Tegen de invallende duisternis werd Regina’s gezicht in de ruit weerspiegeld. Ze bekeek de smalle neus en de afwezige oorlelletjes die ze met Bianca gemeen had, een oorring waarin het laatste daglicht gevangen werd en de bleke huid die door de verdoezelende werking van het glas ontdaan was van alle rimpels. Ze streek met het lege vermouthglas langs haar wang. Ben ik de mooiste? Of vindt alleen hij dat maar? Na vandaag zou die vraag voor eens en voor altijd opgelost zijn als een schim in de nevel.
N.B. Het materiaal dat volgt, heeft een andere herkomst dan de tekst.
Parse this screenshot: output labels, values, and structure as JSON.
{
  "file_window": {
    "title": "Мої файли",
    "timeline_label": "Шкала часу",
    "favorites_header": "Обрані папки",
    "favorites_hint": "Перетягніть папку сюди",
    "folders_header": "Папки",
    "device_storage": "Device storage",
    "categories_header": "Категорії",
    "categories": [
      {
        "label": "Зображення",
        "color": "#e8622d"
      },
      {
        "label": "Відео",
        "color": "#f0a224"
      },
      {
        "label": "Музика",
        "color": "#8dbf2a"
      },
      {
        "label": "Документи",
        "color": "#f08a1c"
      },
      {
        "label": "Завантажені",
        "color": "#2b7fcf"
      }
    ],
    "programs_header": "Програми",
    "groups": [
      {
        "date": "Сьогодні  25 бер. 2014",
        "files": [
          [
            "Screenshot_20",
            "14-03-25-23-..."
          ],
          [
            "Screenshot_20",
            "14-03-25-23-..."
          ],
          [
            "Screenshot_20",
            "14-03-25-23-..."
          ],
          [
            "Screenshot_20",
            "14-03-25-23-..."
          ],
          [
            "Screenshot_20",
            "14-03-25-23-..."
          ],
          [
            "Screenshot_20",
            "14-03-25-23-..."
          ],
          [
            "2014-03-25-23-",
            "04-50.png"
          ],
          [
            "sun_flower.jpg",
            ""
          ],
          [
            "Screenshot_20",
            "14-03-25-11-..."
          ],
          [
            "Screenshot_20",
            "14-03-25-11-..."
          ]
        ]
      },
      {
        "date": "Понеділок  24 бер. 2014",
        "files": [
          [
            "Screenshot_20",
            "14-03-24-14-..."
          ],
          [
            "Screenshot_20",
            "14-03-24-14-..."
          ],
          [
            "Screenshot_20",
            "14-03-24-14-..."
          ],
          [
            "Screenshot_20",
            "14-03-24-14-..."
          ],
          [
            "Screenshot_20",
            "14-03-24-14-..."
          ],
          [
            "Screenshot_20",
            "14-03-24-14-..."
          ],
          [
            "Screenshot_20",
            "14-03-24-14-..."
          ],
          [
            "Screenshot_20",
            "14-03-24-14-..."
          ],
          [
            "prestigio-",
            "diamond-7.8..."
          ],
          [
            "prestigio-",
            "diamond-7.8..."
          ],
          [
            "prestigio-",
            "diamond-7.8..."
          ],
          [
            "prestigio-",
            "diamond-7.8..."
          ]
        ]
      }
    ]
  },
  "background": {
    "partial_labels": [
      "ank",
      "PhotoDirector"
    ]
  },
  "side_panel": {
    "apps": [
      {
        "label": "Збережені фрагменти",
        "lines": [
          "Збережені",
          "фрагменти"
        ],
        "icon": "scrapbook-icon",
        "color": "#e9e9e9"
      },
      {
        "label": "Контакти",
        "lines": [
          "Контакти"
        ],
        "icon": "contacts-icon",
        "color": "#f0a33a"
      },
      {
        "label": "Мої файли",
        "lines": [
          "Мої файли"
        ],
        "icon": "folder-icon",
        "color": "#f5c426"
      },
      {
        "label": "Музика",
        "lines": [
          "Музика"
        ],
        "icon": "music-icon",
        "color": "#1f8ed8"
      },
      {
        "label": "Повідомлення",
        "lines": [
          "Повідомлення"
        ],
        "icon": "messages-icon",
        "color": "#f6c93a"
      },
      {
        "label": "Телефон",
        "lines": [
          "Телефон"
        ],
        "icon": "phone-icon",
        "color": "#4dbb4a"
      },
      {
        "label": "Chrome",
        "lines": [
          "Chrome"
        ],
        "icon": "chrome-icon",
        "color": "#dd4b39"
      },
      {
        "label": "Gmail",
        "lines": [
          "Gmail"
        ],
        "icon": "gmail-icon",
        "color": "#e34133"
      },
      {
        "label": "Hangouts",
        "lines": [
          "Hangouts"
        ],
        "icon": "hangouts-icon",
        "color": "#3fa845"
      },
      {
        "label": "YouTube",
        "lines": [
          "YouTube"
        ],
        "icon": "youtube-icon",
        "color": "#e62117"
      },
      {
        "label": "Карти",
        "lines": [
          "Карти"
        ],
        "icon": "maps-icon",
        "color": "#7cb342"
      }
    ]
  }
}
Een geweerschot vloekte door de stilte. Het leek dichtbij, dat moesten jagers zijn. De knal bracht de realiteit plots naar binnen, de warme kamer in. Hoe laat was het, hoe lang was de cd al gestopt? Zoals een kleine tik voldoende kan zijn om een opwindklok in beweging te zetten, zo haalde het schot Regina uit haar verdoving. De rust was weg, gejaagd stak ze de lichten in huis aan, zette het vermouthglas in de spoelbak, liep naar het keukenraam waar ze zicht had op het grindpad van de oprit en checkte vier, vijf keer op haar gsm of ze in die ongedefinieerde tijd die ze aan de schuiframen had doorgebracht geen oproep of bericht had gemist. Hoe lang kon het duren? Hij moest nu toch? Waar blijft hij? Ze zette de tv aan en weer uit, in muziek had ze geen zin meer. Was er iets misgelopen? In de verte sloeg een jachthond aan, maar algauw zweeg die opnieuw. Met een zachte klik viel de cd-speler in stand-by, een klik die alleen maar hoorbaar was door de complete stilte in huis.

Regina merkte het vertrouwde geronk van Martins Mercedes op nog voor de lichtbundels van de koplampen door het keukenraam schenen. In een oogwenk was ze buiten, maar iets weerhield haar ervan om op de auto af te stormen. Ze wilde op dit moment niets liever dan Martin tegen zich aandrukken, steviger dan ooit voordien, steviger dan in bed bij het vrijen. Een omhelzing die een ijkpunt zou vormen, vanaf nu geen keuzes en geen twijfel meer.
De koplampen van de Mercedes doofden en lieten Regina in de beschutting van de donkere muren van het huis. Lichtvlekken vielen door het keukenraam en de open deur naar buiten en tekenden geometrische figuren op de grond tussen haar en de auto. Regina verbeeldde zich dat ze Martins zweet al kon ruiken, vermengd met de koele bosgeur die nog in zijn kleren zou hangen. Ze wou dat hij geruststellende woorden als een deken rond haar schouders zou slaan. Alles is goed gegaan, liefje, alles is goed gegaan.
De deur van de Mercedes ging langzaam open en opnieuw bleven Regina’s ogen haken aan een felgekleurde handtas die naar buiten zwaaide, een ondeelbaar ogenblik later gevolgd door slanke benen in nylonkousen en pumps waar modder aan kleefde en dode bladeren.